La vérité est dans le poulet

Gil Bartholeyns, "Deux kilos deux", éditions JC Lattès, 300 pages, 19,90 euros.

Un coin de campagne reculé, une forêt profonde et la neige qui tombe à foison. Un restaurant au bord de la route, les présences répondent ici aux noms de Sully, de Molly, d’Earl et de Paul… L’Amérique ? Pas du tout, c’est bien en Belgique que nous sommes. Point de Far West, mais un “Far East”. Gil Bartholeyns a travaillé aux Etats-Unis. Sully, son héros, vétérinaire devenu inspecteur du bien-être animal a, lui, visité le Saskatchewan. L’auteur a retrouvé dans les Hautes Fagnes, par tous les temps, dans le cadre de son travail d’anthropologue, des ambiances, des lieux et des lumières similaires qui l’ont inspiré pour son livre. “Une sorte d’environnement adultérin alors qu’on le croit naturel.”. En effet, point de forêt primaire en Belgique.

La spéciation était la tristesse originelle de l’homme.

Voilà pour le décor, encore fallait-il trouver l’histoire. “J’avais un début d’intrigue: un jeune gars arrive et perturbe tout.” Et dans le milieu rural, qui de mieux qu’un contrôleur d’un service de bien-être animal du ministère pour venir mettre un peu d’ambiance. Sully a pour mission d’inspecter l’élevage de poulets d’un exploitant bien sous tous rapports et n’ayant rien à se reprocher. Notre enquêteur, déjà perturbé par les conditions climatiques manquera presque de rentrer bredouille. Presque…

Deux kilos deux n’est pas un simple thriller agricole. Pour le chercheur qu’est Gil Bartholeyns, il fallait aller plus loin. Quoi de mieux que l’agriculture pour redéfinir la place qu’accorde l’humain à l’animal?
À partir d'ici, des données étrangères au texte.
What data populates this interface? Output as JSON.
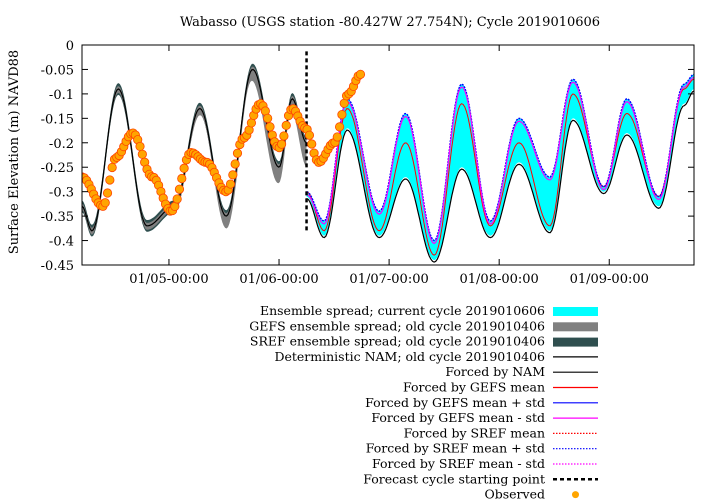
{
  "chart_data": {
    "type": "line",
    "title": "Wabasso (USGS station -80.427W 27.754N); Cycle 2019010606",
    "ylabel": "Surface Elevation (m) NAVD88",
    "xlabel": "",
    "ylim": [
      -0.45,
      0
    ],
    "xlim": [
      -0.79,
      4.77
    ],
    "x_unit": "days from 01/05-00:00",
    "yticks": [
      "0",
      "-0.05",
      "-0.1",
      "-0.15",
      "-0.2",
      "-0.25",
      "-0.3",
      "-0.35",
      "-0.4",
      "-0.45"
    ],
    "xticks": [
      {
        "x": 0,
        "label": "01/05-00:00"
      },
      {
        "x": 1,
        "label": "01/06-00:00"
      },
      {
        "x": 2,
        "label": "01/07-00:00"
      },
      {
        "x": 3,
        "label": "01/08-00:00"
      },
      {
        "x": 4,
        "label": "01/09-00:00"
      }
    ],
    "forecast_start_x": 1.25,
    "grid": false,
    "legend_position": "below",
    "colors": {
      "current_spread": "#00ffff",
      "gefs_old_spread": "#808080",
      "sref_old_spread": "#2f4f4f",
      "nam": "#000000",
      "gefs_mean": "#ff0000",
      "gefs_plus": "#0000ff",
      "gefs_minus": "#ff00ff",
      "observed": "#ffa500",
      "observed_edge": "#ff4500"
    },
    "observed": {
      "x": [
        -0.79,
        -0.6,
        -0.48,
        -0.33,
        -0.15,
        0.02,
        0.2,
        0.34,
        0.52,
        0.68,
        0.83,
        1.0,
        1.12,
        1.24,
        1.36,
        1.5,
        1.63,
        1.74
      ],
      "y": [
        -0.27,
        -0.33,
        -0.23,
        -0.18,
        -0.27,
        -0.34,
        -0.22,
        -0.24,
        -0.3,
        -0.19,
        -0.12,
        -0.21,
        -0.13,
        -0.17,
        -0.24,
        -0.2,
        -0.1,
        -0.06
      ]
    },
    "nam_old": {
      "x": [
        -0.79,
        -0.7,
        -0.46,
        -0.2,
        0.05,
        0.28,
        0.52,
        0.76,
        1.0,
        1.12,
        1.25
      ],
      "y": [
        -0.33,
        -0.38,
        -0.09,
        -0.37,
        -0.33,
        -0.13,
        -0.35,
        -0.05,
        -0.25,
        -0.11,
        -0.2
      ]
    },
    "current_envelope": {
      "x": [
        1.25,
        1.41,
        1.62,
        1.91,
        2.15,
        2.41,
        2.66,
        2.92,
        3.18,
        3.46,
        3.67,
        3.95,
        4.16,
        4.45,
        4.68,
        4.77
      ],
      "upper": [
        -0.3,
        -0.36,
        -0.11,
        -0.34,
        -0.14,
        -0.4,
        -0.08,
        -0.36,
        -0.15,
        -0.27,
        -0.07,
        -0.29,
        -0.11,
        -0.31,
        -0.08,
        -0.06
      ],
      "lower": [
        -0.31,
        -0.39,
        -0.17,
        -0.39,
        -0.27,
        -0.44,
        -0.25,
        -0.39,
        -0.24,
        -0.38,
        -0.15,
        -0.3,
        -0.18,
        -0.33,
        -0.12,
        -0.09
      ]
    },
    "gefs_mean": {
      "x": [
        1.25,
        1.41,
        1.62,
        1.91,
        2.15,
        2.41,
        2.66,
        2.92,
        3.18,
        3.46,
        3.67,
        3.95,
        4.16,
        4.45,
        4.68,
        4.77
      ],
      "y": [
        -0.3,
        -0.38,
        -0.13,
        -0.38,
        -0.2,
        -0.43,
        -0.12,
        -0.37,
        -0.2,
        -0.37,
        -0.1,
        -0.29,
        -0.14,
        -0.31,
        -0.09,
        -0.07
      ]
    },
    "legend": [
      {
        "label": "Ensemble spread; current cycle 2019010606",
        "style": "band",
        "color": "#00ffff"
      },
      {
        "label": "GEFS ensemble spread; old cycle 2019010406",
        "style": "band",
        "color": "#808080"
      },
      {
        "label": "SREF ensemble spread; old cycle 2019010406",
        "style": "band",
        "color": "#2f4f4f"
      },
      {
        "label": "Deterministic NAM; old cycle 2019010406",
        "style": "line",
        "color": "#000000"
      },
      {
        "label": "Forced by NAM",
        "style": "line",
        "color": "#000000"
      },
      {
        "label": "Forced by GEFS mean",
        "style": "line",
        "color": "#ff0000"
      },
      {
        "label": "Forced by GEFS mean + std",
        "style": "line",
        "color": "#0000ff"
      },
      {
        "label": "Forced by GEFS mean - std",
        "style": "line",
        "color": "#ff00ff"
      },
      {
        "label": "Forced by SREF mean",
        "style": "dotted",
        "color": "#ff0000"
      },
      {
        "label": "Forced by SREF mean + std",
        "style": "dotted",
        "color": "#0000ff"
      },
      {
        "label": "Forced by SREF mean - std",
        "style": "dotted",
        "color": "#ff00ff"
      },
      {
        "label": "Forecast cycle starting point",
        "style": "dashed",
        "color": "#000000"
      },
      {
        "label": "Observed",
        "style": "dot",
        "color": "#ffa500"
      }
    ]
  }
}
Et donc aboutir à la politique du bien-être animal. En Europe, tout est calibré en matière de volailles: la superficie de leur zone d’engraissement, la température du poulailler, son taux d’humidité, la teneur en graisse des animaux, le poids idéal avant leur abattage. “Les normes de bien-être animal sont terribles pour les animaux. Les exploitants peuvent être de bonne foi, on est face à un système maltraitant”, souligne-t-il. Constat terrible de l’auteur et de son protagoniste qui s’applique à ressasser tout au long de son enquête le bilan carbone et l’incohérence des oiseaux retrouvés étouffés par leurs congénères, à moitié déplumés, mais tout de même bons pour l’assiette. Le livre nous dévoile en plus des éléments nouveaux, le fruit des recherches de l’universitaire qui s’était fait une promesse pour son passage à la fiction: rendre compte d’une vérité que l’on ne peut lire nulle part. “Me documenter, c’est mon métier. Mais je voulais aller sur le terrain pour découvrir autre chose, autrement. Et à ce moment-là, s’offre à vous la possibilité une ‘justice littéraire’.” Cette vérité explose ici à notre figure, par un factuel précis et documenté.
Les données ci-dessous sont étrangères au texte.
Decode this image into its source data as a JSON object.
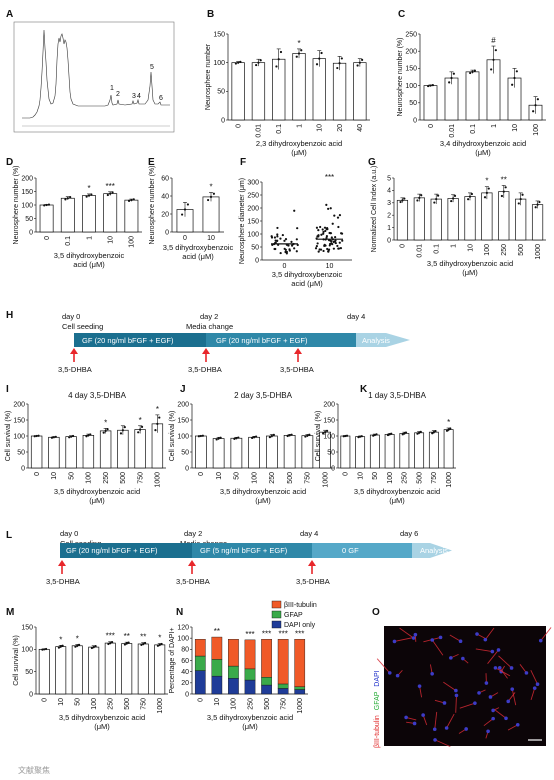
{
  "panel_labels": [
    "A",
    "B",
    "C",
    "D",
    "E",
    "F",
    "G",
    "H",
    "I",
    "J",
    "K",
    "L",
    "M",
    "N",
    "O"
  ],
  "panel_A": {
    "peak_labels": [
      "1",
      "2",
      "3",
      "4",
      "5",
      "6"
    ]
  },
  "panel_H": {
    "day_labels": [
      "day 0",
      "day 2",
      "day 4"
    ],
    "sub_labels": [
      "Cell seeding",
      "Media change"
    ],
    "segments": [
      "GF (20 ng/ml bFGF + EGF)",
      "GF (20 ng/ml bFGF + EGF)"
    ],
    "arrow_end": "Analysis",
    "treatment": [
      "3,5-DHBA",
      "3,5-DHBA",
      "3,5-DHBA"
    ]
  },
  "panel_L": {
    "day_labels": [
      "day 0",
      "day 2",
      "day 4",
      "day 6"
    ],
    "sub_labels": [
      "Cell seeding",
      "Media change"
    ],
    "segments": [
      "GF (20 ng/ml bFGF + EGF)",
      "GF (5 ng/ml bFGF + EGF)",
      "0 GF"
    ],
    "arrow_end": "Analysis",
    "treatment": [
      "3,5-DHBA",
      "3,5-DHBA",
      "3,5-DHBA"
    ]
  },
  "panel_O": {
    "side_label_parts": [
      "βIII-tubulin",
      "GFAP",
      "DAPI"
    ],
    "colors": {
      "tubulin": "#e02828",
      "gfap": "#22aa33",
      "dapi": "#2233cc"
    }
  },
  "watermark": "文献聚焦",
  "colors": {
    "bar": "#ffffff",
    "edge": "#111111",
    "timeline_dark": "#1b6f8f",
    "timeline_light": "#a9d3e4",
    "arrow_red": "#e8262a",
    "n_tubulin": "#f05a28",
    "n_gfap": "#3aaa4a",
    "n_dapi": "#1f3c98"
  },
  "chart_data": [
    {
      "panel": "B",
      "type": "bar",
      "categories": [
        "0",
        "0.01",
        "0.1",
        "1",
        "10",
        "20",
        "40"
      ],
      "values": [
        100,
        100,
        106,
        116,
        107,
        99,
        100
      ],
      "errors": [
        2,
        6,
        18,
        8,
        14,
        12,
        7
      ],
      "ylabel": "Neurosphere number",
      "ylim": [
        0,
        150
      ],
      "yticks": [
        0,
        50,
        100,
        150
      ],
      "xlabel": "2,3 dihydroxybenzoic acid",
      "xunit": "(μM)",
      "annotations": {
        "3": "*"
      }
    },
    {
      "panel": "C",
      "type": "bar",
      "categories": [
        "0",
        "0.01",
        "0.1",
        "1",
        "10",
        "100"
      ],
      "values": [
        100,
        122,
        140,
        175,
        122,
        43
      ],
      "errors": [
        2,
        18,
        5,
        40,
        28,
        25
      ],
      "ylabel": "Neurosphere number (%)",
      "ylim": [
        0,
        250
      ],
      "yticks": [
        0,
        50,
        100,
        150,
        200,
        250
      ],
      "xlabel": "3,4 dihydroxybenzoic acid",
      "xunit": "(μM)",
      "annotations": {
        "3": "#"
      }
    },
    {
      "panel": "D",
      "type": "bar",
      "categories": [
        "0",
        "0.1",
        "1",
        "10",
        "100"
      ],
      "values": [
        100,
        125,
        135,
        142,
        118
      ],
      "errors": [
        2,
        6,
        6,
        7,
        4
      ],
      "ylabel": "Neurosphere number (%)",
      "ylim": [
        0,
        200
      ],
      "yticks": [
        0,
        50,
        100,
        150,
        200
      ],
      "xlabel": "3,5 dihydroxybenzoic",
      "xlabel2": "acid (μM)",
      "annotations": {
        "2": "*",
        "3": "***"
      }
    },
    {
      "panel": "E",
      "type": "bar",
      "categories": [
        "0",
        "10"
      ],
      "values": [
        25,
        39
      ],
      "errors": [
        8,
        5
      ],
      "ylabel": "Neurosphere number (%)",
      "ylim": [
        0,
        60
      ],
      "yticks": [
        0,
        20,
        40,
        60
      ],
      "xlabel": "3,5 dihydroxybenzoic",
      "xlabel2": "acid (μM)",
      "annotations": {
        "1": "*"
      }
    },
    {
      "panel": "F",
      "type": "scatter",
      "categories": [
        "0",
        "10"
      ],
      "means": [
        62,
        80
      ],
      "ylabel": "Neurosphere diameter (μm)",
      "ylim": [
        0,
        300
      ],
      "yticks": [
        0,
        50,
        100,
        150,
        200,
        250,
        300
      ],
      "xlabel": "3,5 dihydroxybenzoic",
      "xlabel2": "acid (μM)",
      "annotations": {
        "1": "***"
      }
    },
    {
      "panel": "G",
      "type": "bar",
      "categories": [
        "0",
        "0.01",
        "0.1",
        "1",
        "10",
        "100",
        "250",
        "500",
        "1000"
      ],
      "values": [
        3.2,
        3.4,
        3.3,
        3.35,
        3.5,
        3.8,
        3.9,
        3.3,
        2.85
      ],
      "errors": [
        0.2,
        0.3,
        0.4,
        0.3,
        0.3,
        0.5,
        0.5,
        0.5,
        0.3
      ],
      "ylabel": "Normalized Cell Index (a.u.)",
      "ylim": [
        0,
        5
      ],
      "yticks": [
        0,
        1,
        2,
        3,
        4,
        5
      ],
      "xlabel": "3,5 dihydroxybenzoic acid",
      "xunit": "(μM)",
      "annotations": {
        "5": "*",
        "6": "**"
      }
    },
    {
      "panel": "I",
      "type": "bar",
      "title": "4 day 3,5-DHBA",
      "categories": [
        "0",
        "10",
        "50",
        "100",
        "250",
        "500",
        "750",
        "1000"
      ],
      "values": [
        100,
        96,
        98,
        102,
        116,
        118,
        120,
        138
      ],
      "errors": [
        1,
        2,
        3,
        4,
        8,
        14,
        12,
        28
      ],
      "ylabel": "Cell survival (%)",
      "ylim": [
        0,
        200
      ],
      "yticks": [
        0,
        50,
        100,
        150,
        200
      ],
      "xlabel": "3,5 dihydroxybenzoic acid",
      "xunit": "(μM)",
      "annotations": {
        "4": "*",
        "6": "*",
        "7": "*"
      }
    },
    {
      "panel": "J",
      "type": "bar",
      "title": "2 day 3,5-DHBA",
      "categories": [
        "0",
        "10",
        "50",
        "100",
        "250",
        "500",
        "750",
        "1000"
      ],
      "values": [
        100,
        92,
        93,
        96,
        100,
        102,
        101,
        112
      ],
      "errors": [
        1,
        4,
        3,
        3,
        5,
        3,
        4,
        6
      ],
      "ylabel": "Cell survival (%)",
      "ylim": [
        0,
        200
      ],
      "yticks": [
        0,
        50,
        100,
        150,
        200
      ],
      "xlabel": "3,5 dihydroxybenzoic acid",
      "xunit": "(μM)",
      "annotations": {}
    },
    {
      "panel": "K",
      "type": "bar",
      "title": "1 day 3,5-DHBA",
      "categories": [
        "0",
        "10",
        "50",
        "100",
        "250",
        "500",
        "750",
        "1000"
      ],
      "values": [
        100,
        98,
        103,
        105,
        108,
        110,
        112,
        120
      ],
      "errors": [
        1,
        2,
        3,
        3,
        4,
        4,
        5,
        5
      ],
      "ylabel": "Cell survival (%)",
      "ylim": [
        0,
        200
      ],
      "yticks": [
        0,
        50,
        100,
        150,
        200
      ],
      "xlabel": "3,5 dihydroxybenzoic acid",
      "xunit": "(μM)",
      "annotations": {
        "7": "*"
      }
    },
    {
      "panel": "M",
      "type": "bar",
      "categories": [
        "0",
        "10",
        "50",
        "100",
        "250",
        "500",
        "750",
        "1000"
      ],
      "values": [
        100,
        106,
        108,
        105,
        114,
        113,
        112,
        110
      ],
      "errors": [
        1,
        3,
        3,
        3,
        3,
        3,
        3,
        3
      ],
      "ylabel": "Cell survival (%)",
      "ylim": [
        0,
        150
      ],
      "yticks": [
        0,
        50,
        100,
        150
      ],
      "xlabel": "3,5 dihydroxybenzoic acid",
      "xunit": "(μM)",
      "annotations": {
        "1": "*",
        "2": "*",
        "4": "***",
        "5": "**",
        "6": "**",
        "7": "*"
      }
    },
    {
      "panel": "N",
      "type": "bar",
      "stacked": true,
      "categories": [
        "0",
        "10",
        "100",
        "250",
        "500",
        "750",
        "1000"
      ],
      "series": [
        {
          "name": "DAPI only",
          "values": [
            42,
            32,
            28,
            25,
            16,
            10,
            8
          ]
        },
        {
          "name": "GFAP",
          "values": [
            26,
            30,
            22,
            20,
            14,
            8,
            5
          ]
        },
        {
          "name": "βIII-tubulin",
          "values": [
            30,
            40,
            48,
            52,
            68,
            80,
            85
          ]
        }
      ],
      "ylabel": "Percentage of DAPI+",
      "ylim": [
        0,
        120
      ],
      "yticks": [
        0,
        20,
        40,
        60,
        80,
        100,
        120
      ],
      "xlabel": "3,5 dihydroxybenzoic acid",
      "xunit": "(μM)",
      "annotations": {
        "1": "**",
        "3": "***",
        "4": "***",
        "5": "***",
        "6": "***"
      }
    }
  ]
}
Et si l’auteur se défend de tout militantisme anti-viande, il espère néanmoins nous faire prendre conscience de l’aberration d’une chaîne de production alimentaire qui joue avec les mots, les animaux et notre bonne conscience. On aura beau créer les meilleures conditions d’hygiène possible, pour manger un animal, il faut le tuer, et ça l’humain doit l’accepter. Sully le refuse parce qu’il ne mange pas de viande, c’est son choix. Mais la mécanique dont il est l’un des rouages l’obsède, le rend schizophrène, donnant lieu dans le texte à des variations de styles, parfois perturbantes car abruptes, mais assez intéressantes. Peu de concepts ici – des mots choisis précieusement-, mais les faits et des personnages au coeur d’un ouvrage où l’homme se sent parfois sa propre proie. En effet, en questionnant la condition animale, Deux kilos deux ne nous laisse pas, nous humains, en reste.